De l’existence des génies de l’eau jusqu’à celle des plus modestes travailleurs, ces destinées ont été précipitées dans le courant effréné des grands travaux hydrauliques de l’époque et aucune n’aura échappé aux vapeurs éphémères comme aux souffles parfois amers de la vie.

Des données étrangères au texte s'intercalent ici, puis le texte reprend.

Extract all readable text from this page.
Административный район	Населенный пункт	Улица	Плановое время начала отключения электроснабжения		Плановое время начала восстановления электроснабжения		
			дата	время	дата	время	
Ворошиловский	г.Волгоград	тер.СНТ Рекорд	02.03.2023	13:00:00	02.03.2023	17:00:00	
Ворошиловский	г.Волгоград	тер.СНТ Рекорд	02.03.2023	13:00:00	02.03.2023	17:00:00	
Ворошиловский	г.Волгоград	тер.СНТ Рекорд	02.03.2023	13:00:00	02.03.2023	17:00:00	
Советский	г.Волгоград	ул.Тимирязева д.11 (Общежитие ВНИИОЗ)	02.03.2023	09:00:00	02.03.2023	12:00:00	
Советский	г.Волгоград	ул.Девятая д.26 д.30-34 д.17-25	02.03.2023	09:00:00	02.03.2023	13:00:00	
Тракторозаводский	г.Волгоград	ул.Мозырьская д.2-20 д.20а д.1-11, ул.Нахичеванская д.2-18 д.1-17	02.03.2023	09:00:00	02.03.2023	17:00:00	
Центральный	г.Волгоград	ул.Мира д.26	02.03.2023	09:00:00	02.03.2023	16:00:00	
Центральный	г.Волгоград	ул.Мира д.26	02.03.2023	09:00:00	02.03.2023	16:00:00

Est-ce cette atmosphère inquiétante, engendrée par les assauts d’une épidémie de peste qui n’en finit pas de décimer les populations et de la menacer de « la mort noire » ? Sont-ce ces atroces pratiques d’envoyer des jeunes enfants de la misère pour « tester » de leur vie si le mal est vraiment là dans ces foyers que l’on soupçonne d’être contaminés? Est-ce encore le contraste des excès. Ceux d’un XVIIe siècle qualifié, par ses extrêmes, de « saint et de libertin », qui voit, dans les salons et à la cour d’un roi exigeant la piété et les fêtes très galantes, débauche, athéisme et dévotion se frottant allégrement l’une à l’autre ? Est-ce de tout cela qu’est né le mouvement artistique et littéraire dit « des Vanités »? Très certainement.
Plaire aux nobles surtout

Il est vrai que, alors que notre bon Riquet court et brûle sa vie sur tous ses gigantesques chantiers, ce courant qui traite de l’arrogance futile du savoir, de la gloire, des richesses et aussi de la beauté face à l’inexorable temps qui passe, existe déjà depuis la fin du siècle précédent. Il s’agit pour le peintre comme pour le poète de dénoncer toutes ces choses vaines, qui pourraient être qualifiées de laides en pratiquant pourtant une « esthétique du beau ». Maître de l’illusion, par les mots ou le pinceau (notamment en « clair-obscur »), l’artiste cherche à plaire et tout particulièrement aux nobles et aux bourgeois, ceux-là même dont il se plaît à ruiner les us et coutumes au nom de l’inexorable « finitude » de l’existence.
A la hauteur de l’orgueil des « Grands »
Évoquer cette démarche n’est pas sans rappeler précisément les contradictions de cette société française qui s’oppose et le contexte des inégalités sociales. Mais c’est aussi se souvenir des déboires de notre Sieur Riquet qui, pugnace, se battra pour réaliser son œuvre tout en tentant de ménager des conditions « décentes » aux milliers de pauvres bougres que ses durs chantiers vont exténuer et dont précisément, telle une « contre-vanité », la vie n’aura de valeur que celle de leur labeur! Cela notre « entrepreneur » du Canal Royal du Languedoc s’y efforce en opposition aux sévères diktats de son monarque et aux quasi-persécutions de son grand argentier, à qui il est rapporté que Riquet est « trop complaisant » et emploie « les garnements et les fainéants des villages »*!
C’est encore évoquer ce tourment permanent qu’il eut jusqu’en 1674 de « prouver » son titre de Baron de Bonrepos. Lui dont les origines sont en réalité modestes, celles d’un aïeul couturier et d’un père procureur à Béziers*, il voulut se trouver des ancêtres aristocrates… le doute subsiste! Ce besoin d’élévation à la noblesse était quasi viscéral chez lui. « Vanité », nécessaire pour accéder au monde des « Grands » et être reconnu comme tel, que lui accorda Louis XIV grâce à « son » canal et ses services rendus pour la gloire du Roi Soleil.
Puis enfin c’est encore savoir qu’il lui fallut convaincre, lui qui n’était ni géographe ni ingénieur… comme son jeune bras droit, Andréossy, dont le père était banquier… Convaincre jusqu’au bout, de la fiabilité absolue de son canal, justifier chacune des entreprises confirmant la qualité-même de l’ouvrage dont, comme un signe de ces fameuses « Vanités », il ne verra même pas l’aboutissement puisqu’il mourra, ruiné, 7 mois avant l’achèvement des travaux et la mise en navigation officielle du 22 mai 1681.